On that Thursday night, more than fifty teenagers gathered around the fence of the abandoned hospital. The air was cold, and the wind pushed the rusted metal gates, making a sharp creaking sound… a sound that felt like something was trying to come out… or get in.
From a distance, the building was completely dark—except for one window on the second floor. A window people always claimed would light up on its own, even though the place had no electricity.
The boys entered through a gap in the back fence. The moment they stepped into the courtyard, the sounds of the street disappeared—completely. It was as if the place swallowed sound itself. Even the dogs barking earlier had suddenly gone silent.
Inside the main entrance, the walls were covered in writing—some sprayed with paint, others carved in with what looked like fingernails.
One phrase kept repeating:
“Leave… before he hears you.”
And with their first step into the long hallway, they heard it.
Not screaming.
Not crying.
It was the sound of something being dragged across the floor, like a heavy body pulled from room to room.
The boys froze for a moment, fear in their eyes even if none dared admit it aloud, then kept walking. At the end of the hall, they noticed the operating room door half-open… and inside, a faint light flickering like a dying bulb.
One of them whispered, voice trembling:
“We didn’t bring flashlights… so where’s that light coming from?”
Before anyone could answer, something slammed the door from the inside, and the light went out.

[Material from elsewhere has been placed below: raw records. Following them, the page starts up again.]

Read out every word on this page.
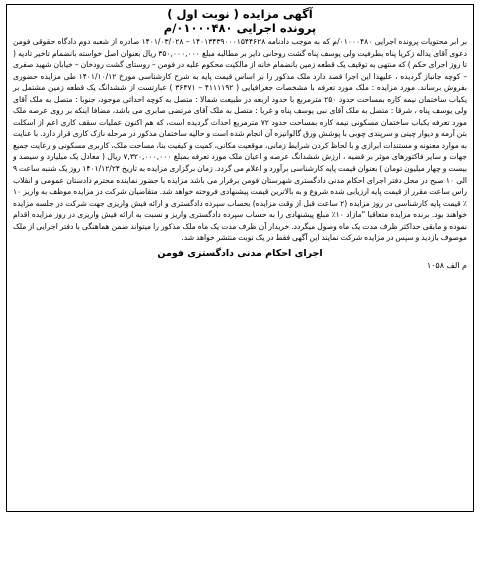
آگهی مزایده ( نوبت اول )
پرونده اجرایی ۰۱۰۰۰۴۸۰/م

بر ابر محتویات پرونده اجرایی ۰۱۰۰۰۴۸۰/م که به موجب دادنامه ۱۴۰۱۳۴۳۹۰۰۰۱۵۴۴۶۲۸ – ۱۴۰۱/۰۳/۰۲۸ صادره از شعبه دوم دادگاه حقوقی فومن دعوی آقای یداله زکریا پناه بطرفیت ولی یوسف پناه گشت روحانی دایر بر مطالبه مبلغ ۳۵۰,۰۰۰,۰۰۰ ریال بعنوان اصل خواسته بانضمام تاخیر تادیه ( تا روز اجرای حکم ) که منتهی به توقیف یک قطعه زمین بانضمام خانه از مالکیت محکوم علیه در فومن – روستای گشت رودخان – خیابان شهید صفری – کوچه جانباز گردیده ، علیهذا این اجرا قصد دارد ملک مذکور را بر اساس قیمت پایه به شرح کارشناسی مورخ ۱۴۰۱/۱۰/۱۲ طی مزایده حضوری بفروش برساند. مورد مزایده : ملک مورد تعرفه با مشخصات جغرافیایی ( ۴۱۱۱۱۹۲ – ۳۶۴۷۱ ) عبارتست از ششدانگ یک قطعه زمین مشتمل بر یکباب ساختمان نیمه کاره بمساحت حدود ۲۵۰ مترمربع با حدود اربعه در طبیعت شمالا : متصل به کوچه احداثی موجود، جنوبا : متصل به ملک آقای ولی یوسف پناه ، شرقا : متصل به ملک آقای نبی یوسف پناه و غربا : متصل به ملک آقای مرتضی صابری می باشد، مضافا اینکه بر روی عرصه ملک مورد تعرفه یکباب ساختمان مسکونی نیمه کاره بمساحت حدود ۷۲ مترمربع احداث گردیده است، که هم اکنون عملیات سقف کاری اعم از اسکلت بتن آرمه و دیوار چینی و سرپندی چوبی با پوشش ورق گالوانیزه آن انجام شده است و حالیه ساختمان مذکور در مرحله نازک کاری قرار دارد. با عنایت به موارد معنونه و مستندات ابرازی و با لحاظ کردن شرایط زمانی، موقعیت مکانی، کمیت و کیفیت بنا، مساحت ملک، کاربری مسکونی و رعایت جمیع جهات و سایر فاکتورهای موثر بر قضیه ، ارزش ششدانگ عرصه و اعیان ملک مورد تعرفه بمبلغ ۷,۳۲۰,۰۰۰,۰۰۰ ریال ( معادل یک میلیارد و سیصد و بیست و چهار میلیون تومان ) بعنوان قیمت پایه کارشناسی برآورد و اعلام می گردد. زمان برگزاری مزایده به تاریخ ۱۴۰۱/۱۲/۲۴ روز یک شنبه ساعت ۹ الی ۱۰ صبح در محل دفتر اجرای احکام مدنی دادگستری شهرستان فومن برقرار می باشد مزایده با حضور نماینده محترم دادستان عمومی و انقلاب راس ساعت مقرر از قیمت پایه ارزیابی شده شروع و به بالاترین قیمت پیشنهادی فروخته خواهد شد. متقاضیان شرکت در مزایده موظف به واریز ۱۰ ٪ قیمت پایه کارشناسی در روز مزایده (۲ ساعت قبل از وقت مزایده) بحساب سپرده دادگستری و ارائه فیش واریزی جهت شرکت در جلسه مزایده خواهند بود. برنده مزایده متعاقبا "مازاد ۱۰٪ مبلغ پیشنهادی را به حساب سپرده دادگستری واریز و نسبت به ارائه فیش واریزی در روز مزایده اقدام نموده و مابقی حداکثر ظرف مدت یک ماه وصول میگردد. خریدار آن ظرف مدت یک ماه ملک مذکور را میتواند ضمن هماهنگی با دفتر اجرایی از ملک موصوف بازدید و سپس در مزایده شرکت نمایند این آگهی فقط در یک نوبت منتشر خواهد شد.

اجرای احکام مدنی دادگستری فومن
م الف ۱۰۵۸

One boy screamed, and suddenly they were running in every direction as they heard footsteps—not human footsteps, but many footsteps at once—moving across the ceiling.
In the middle of the chaos, a smell of smoke filled the air… fire.

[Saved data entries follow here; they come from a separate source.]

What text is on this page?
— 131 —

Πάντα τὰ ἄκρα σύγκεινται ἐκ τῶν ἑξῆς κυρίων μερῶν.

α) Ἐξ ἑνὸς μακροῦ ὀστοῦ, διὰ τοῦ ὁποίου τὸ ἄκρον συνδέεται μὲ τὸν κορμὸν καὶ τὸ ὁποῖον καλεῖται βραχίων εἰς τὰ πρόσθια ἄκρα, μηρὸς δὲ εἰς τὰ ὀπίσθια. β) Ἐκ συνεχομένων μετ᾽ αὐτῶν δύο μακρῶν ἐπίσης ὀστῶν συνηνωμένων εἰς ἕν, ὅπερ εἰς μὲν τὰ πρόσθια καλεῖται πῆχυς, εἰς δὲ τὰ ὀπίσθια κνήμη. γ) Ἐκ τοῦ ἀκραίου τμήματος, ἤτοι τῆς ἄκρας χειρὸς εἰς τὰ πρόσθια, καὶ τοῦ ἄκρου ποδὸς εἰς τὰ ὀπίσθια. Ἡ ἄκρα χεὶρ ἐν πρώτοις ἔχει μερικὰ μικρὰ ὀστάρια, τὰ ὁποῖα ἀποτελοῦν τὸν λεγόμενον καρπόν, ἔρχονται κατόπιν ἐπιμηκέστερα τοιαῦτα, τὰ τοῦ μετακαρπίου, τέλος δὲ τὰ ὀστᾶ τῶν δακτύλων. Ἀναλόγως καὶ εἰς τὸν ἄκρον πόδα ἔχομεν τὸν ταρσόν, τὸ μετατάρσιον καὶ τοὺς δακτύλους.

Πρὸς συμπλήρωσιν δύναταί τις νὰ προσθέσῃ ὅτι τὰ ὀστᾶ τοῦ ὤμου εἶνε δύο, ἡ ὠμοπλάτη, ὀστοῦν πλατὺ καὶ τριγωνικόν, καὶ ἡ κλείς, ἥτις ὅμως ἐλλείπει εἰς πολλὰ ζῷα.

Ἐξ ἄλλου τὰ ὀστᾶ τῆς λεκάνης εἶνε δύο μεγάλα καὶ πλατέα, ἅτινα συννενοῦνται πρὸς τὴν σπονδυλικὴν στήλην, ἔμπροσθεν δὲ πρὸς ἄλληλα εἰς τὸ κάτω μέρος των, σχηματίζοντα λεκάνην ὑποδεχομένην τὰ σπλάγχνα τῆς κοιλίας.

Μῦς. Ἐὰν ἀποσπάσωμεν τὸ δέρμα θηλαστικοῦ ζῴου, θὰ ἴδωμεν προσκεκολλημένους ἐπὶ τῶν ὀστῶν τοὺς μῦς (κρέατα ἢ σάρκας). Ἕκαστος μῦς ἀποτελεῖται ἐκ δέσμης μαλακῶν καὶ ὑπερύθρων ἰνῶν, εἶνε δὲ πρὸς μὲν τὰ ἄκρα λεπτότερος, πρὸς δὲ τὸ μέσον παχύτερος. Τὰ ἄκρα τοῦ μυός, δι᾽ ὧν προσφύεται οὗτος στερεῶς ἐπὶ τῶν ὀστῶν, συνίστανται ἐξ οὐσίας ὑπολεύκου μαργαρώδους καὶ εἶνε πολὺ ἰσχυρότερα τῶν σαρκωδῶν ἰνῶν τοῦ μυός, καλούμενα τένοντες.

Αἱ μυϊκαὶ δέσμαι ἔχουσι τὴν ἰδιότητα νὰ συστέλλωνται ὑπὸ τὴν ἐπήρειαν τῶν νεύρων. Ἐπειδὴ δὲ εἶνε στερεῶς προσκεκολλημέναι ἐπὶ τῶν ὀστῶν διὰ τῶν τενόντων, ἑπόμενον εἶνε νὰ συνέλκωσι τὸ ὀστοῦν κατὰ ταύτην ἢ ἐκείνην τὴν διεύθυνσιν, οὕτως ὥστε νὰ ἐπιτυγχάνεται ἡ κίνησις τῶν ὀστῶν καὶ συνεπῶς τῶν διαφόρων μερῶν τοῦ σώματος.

But the shocking part wasn’t the fire itself.
The fire had started in a corner none of them had entered.
It climbed up the walls as if someone was pushing it upward, not like natural flames spreading.

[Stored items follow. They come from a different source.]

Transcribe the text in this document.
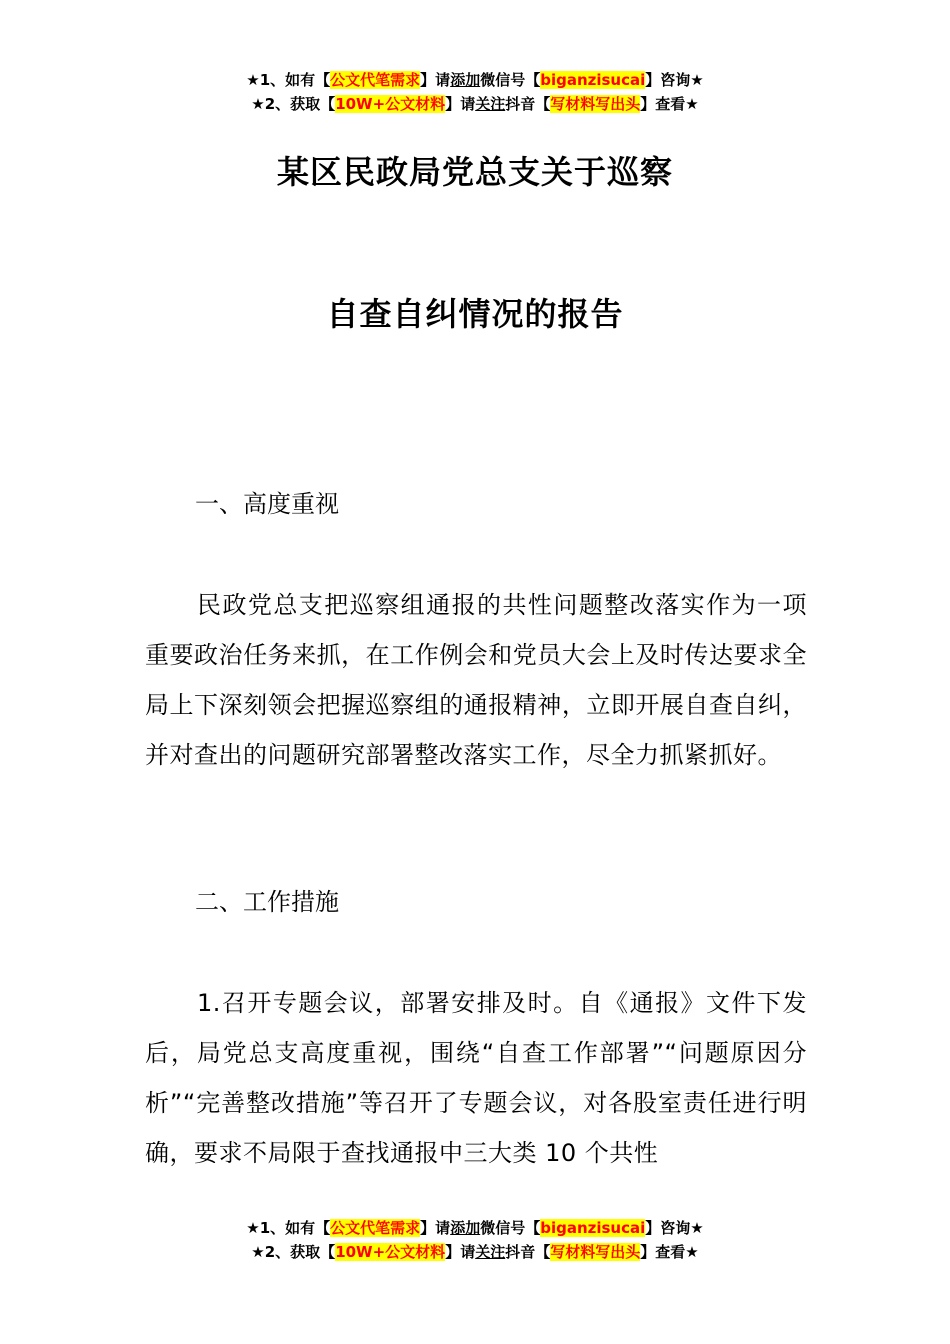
★1、如有【公文代笔需求】请添加微信号【biganzisucai】咨询★
★2、获取【10W+公文材料】请关注抖音【写材料写出头】查看★
某区民政局党总支关于巡察
自查自纠情况的报告
一、高度重视
民政党总支把巡察组通报的共性问题整改落实作为一项重要政治任务来抓，在工作例会和党员大会上及时传达要求全局上下深刻领会把握巡察组的通报精神，立即开展自查自纠，并对查出的问题研究部署整改落实工作，尽全力抓紧抓好。
二、工作措施
1.召开专题会议，部署安排及时。自《通报》文件下发后，局党总支高度重视，围绕“自查工作部署”“问题原因分析”“完善整改措施”等召开了专题会议，对各股室责任进行明确，要求不局限于查找通报中三大类 10 个共性
★1、如有【公文代笔需求】请添加微信号【biganzisucai】咨询★
★2、获取【10W+公文材料】请关注抖音【写材料写出头】查看★
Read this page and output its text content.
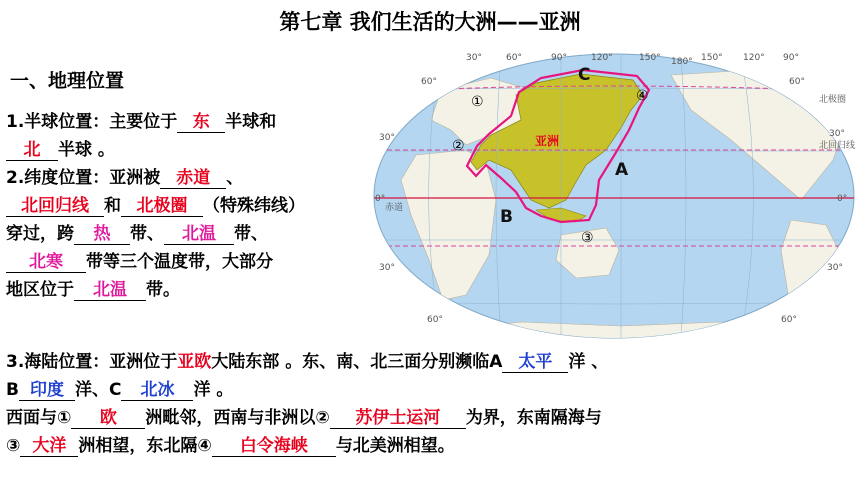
第七章 我们生活的大洲——亚洲
一、地理位置
1.半球位置：主要位于 东 半球和
北 半球 。
2.纬度位置：亚洲被 赤道 、
北回归线 和 北极圈 （特殊纬线）
穿过，跨 热 带、 北温 带、
北寒 带等三个温度带，大部分
地区位于 北温 带。
3.海陆位置：亚洲位于亚欧大陆东部 。东、南、北三面分别濒临A 太平 洋 、
B 印度 洋、C 北冰 洋 。
西面与① 欧 洲毗邻，西南与非洲以② 苏伊士运河 为界，东南隔海与
③ 大洋 洲相望，东北隔④ 白令海峡 与北美洲相望。
30°	60°	90°	120°	150° 180° 150° 120° 90°
60°
30°
0°
30°
60°
60°
30°
0°
30°
60°
北极圈
北回归线
赤道
亚洲
A
B
C
①
②
③
④
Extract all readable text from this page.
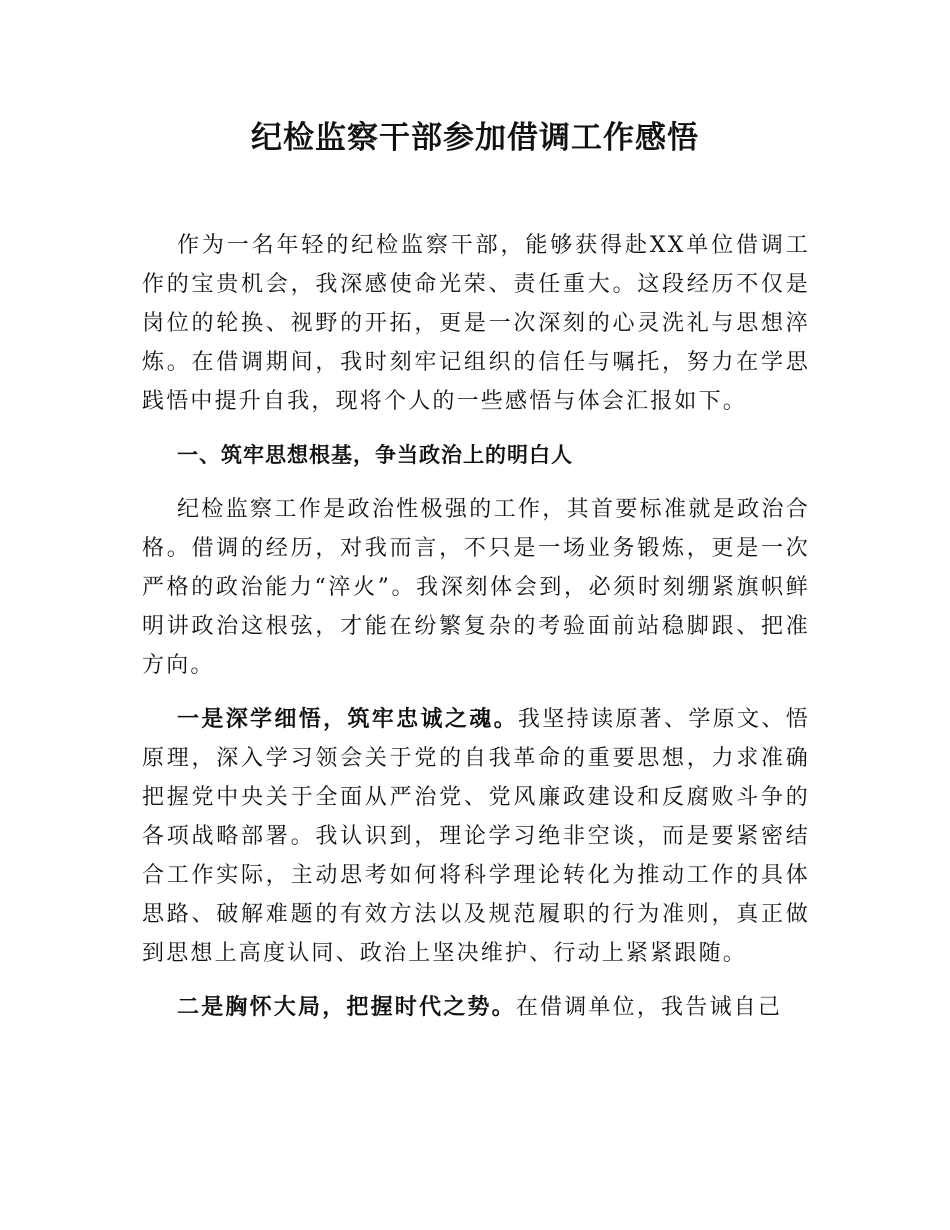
纪检监察干部参加借调工作感悟

作为一名年轻的纪检监察干部，能够获得赴XX单位借调工作的宝贵机会，我深感使命光荣、责任重大。这段经历不仅是岗位的轮换、视野的开拓，更是一次深刻的心灵洗礼与思想淬炼。在借调期间，我时刻牢记组织的信任与嘱托，努力在学思践悟中提升自我，现将个人的一些感悟与体会汇报如下。

一、筑牢思想根基，争当政治上的明白人

纪检监察工作是政治性极强的工作，其首要标准就是政治合格。借调的经历，对我而言，不只是一场业务锻炼，更是一次严格的政治能力“淬火”。我深刻体会到，必须时刻绷紧旗帜鲜明讲政治这根弦，才能在纷繁复杂的考验面前站稳脚跟、把准方向。

一是深学细悟，筑牢忠诚之魂。我坚持读原著、学原文、悟原理，深入学习领会关于党的自我革命的重要思想，力求准确把握党中央关于全面从严治党、党风廉政建设和反腐败斗争的各项战略部署。我认识到，理论学习绝非空谈，而是要紧密结合工作实际，主动思考如何将科学理论转化为推动工作的具体思路、破解难题的有效方法以及规范履职的行为准则，真正做到思想上高度认同、政治上坚决维护、行动上紧紧跟随。

二是胸怀大局，把握时代之势。在借调单位，我告诫自己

And stranger than the fire…
was the shadow.
A tall, impossibly thin shadow moving against the direction of the flames, as if it was feeding off them.
Amid their screaming and desperate run toward the exit, they all heard a voice—one none of them ever forgot:
“Finally… you woke me up.”
They burst out into the street, some fainting from fear.
By the next morning, the place was sealed completely with concrete, cutting off all access.
But the people living in the nearby houses…
They still swear that every dawn, they see a faint light in that same second-floor window.
And on Fridays… they hear a child crying.